Stock Yards Bancorp Inc has maintained a consistent dividend payment record since 1992, distributing dividends quarterly. The company has demonstrated a commitment to increasing its dividend each year since 1992, earning it the prestigious title of a dividend aristocrata recognition given to companies that have consistently increased their dividend for at least 31 years. Below is a chart showing annual Dividends Per Share to track historical trends.

Examining Dividend Yield and Growth

As of today, Stock Yards Bancorp Inc's trailing dividend yield stands at 2.27%, with a forward dividend yield of 2.33%, indicating anticipated dividend increases over the next 12 months. Over the past three years, the annual dividend growth rate was 3.10%, which expands to 6.50% over a five-year period, and 9.50% over the last decade. The 5-year yield on cost for Stock Yards Bancorp Inc stock is approximately 3.11% as of today, factoring in the dividend yield and five-year growth rate.

Stock Yards Bancorp Inc's Dividend Analysis
Stock Yards Bancorp Inc's Dividend Analysis

Dividend Sustainability: Payout Ratio and Profitability

To evaluate dividend sustainability, the dividend payout ratio is a key metric, indicating the proportion of earnings allocated to dividends.
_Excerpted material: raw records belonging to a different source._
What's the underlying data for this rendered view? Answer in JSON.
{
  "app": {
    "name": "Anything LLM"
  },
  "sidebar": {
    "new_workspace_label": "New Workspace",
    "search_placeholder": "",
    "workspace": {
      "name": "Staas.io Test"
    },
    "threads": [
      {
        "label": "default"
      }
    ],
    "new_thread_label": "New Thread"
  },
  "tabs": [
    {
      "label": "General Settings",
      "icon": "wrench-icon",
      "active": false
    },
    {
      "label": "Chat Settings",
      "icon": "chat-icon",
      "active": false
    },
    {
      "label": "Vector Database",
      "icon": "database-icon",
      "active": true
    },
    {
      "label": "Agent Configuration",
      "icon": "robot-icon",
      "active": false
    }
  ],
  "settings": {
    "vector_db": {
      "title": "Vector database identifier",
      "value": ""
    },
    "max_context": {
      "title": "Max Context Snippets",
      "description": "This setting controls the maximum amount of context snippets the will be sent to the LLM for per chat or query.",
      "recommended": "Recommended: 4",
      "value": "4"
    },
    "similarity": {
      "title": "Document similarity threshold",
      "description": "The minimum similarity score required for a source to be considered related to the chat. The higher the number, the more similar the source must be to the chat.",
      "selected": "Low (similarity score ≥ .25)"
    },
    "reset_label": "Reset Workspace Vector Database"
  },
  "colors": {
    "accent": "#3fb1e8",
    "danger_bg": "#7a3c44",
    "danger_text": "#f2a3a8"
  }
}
A lower ratio suggests a balance between distributing profits and retaining earnings for growth. As of 2023-09-30, Stock Yards Bancorp Inc's dividend payout ratio is 0.30.

Additionally, the company's profitability rank is 6 out of 10, reflecting fair profitability compared to peers. With a consistent track record of positive net income over the past decade, Stock Yards Bancorp Inc's financial health appears solid.

Future Growth Prospects

Stock Yards Bancorp Inc's growth rank stands at 6 out of 10, suggesting a fair growth outlook. The company's revenue per share and 3-year revenue growth rate of 12.90% per year outperform approximately 77.46% of global competitors.

The 3-year EPS growth rate of 7.40% per year outperforms approximately 46.64% of global competitors, and the 5-year EBITDA growth rate of 15.30% outperforms approximately 72.59% of global competitors, indicating a robust capacity to sustain dividends.

Concluding Thoughts on Stock Yards Bancorp Inc's Dividend Profile

Considering Stock Yards Bancorp Inc's consistent dividend payments, an impressive growth rate in dividends per share, a moderate payout ratio, fair profitability, and promising growth metrics, the company presents an attractive profile for value investors interested in reliable dividend income. While the past performance is reassuring, investors should also keep an eye on the company's future earnings and growth potential to ensure the sustainability of dividends. For those seeking high-dividend yield stocks, GuruFocus Premium offers a High Dividend Yield Screener to discover similar investment opportunities.

This article, generated by GuruFocus, is designed to provide general insights and is not tailored financial advice. Our commentary is rooted in historical data and analyst projections, utilizing an impartial methodology, and is not intended to serve as specific investment guidance. It does not formulate a recommendation to purchase or divest any stock and does not consider individual investment objectives or financial circumstances. Our objective is to deliver long-term, fundamental data-driven analysis. Be aware that our analysis might not incorporate the most recent, price-sensitive company announcements or qualitative information. GuruFocus holds no position in the stocks mentioned herein.

This article first appeared on GuruFocus.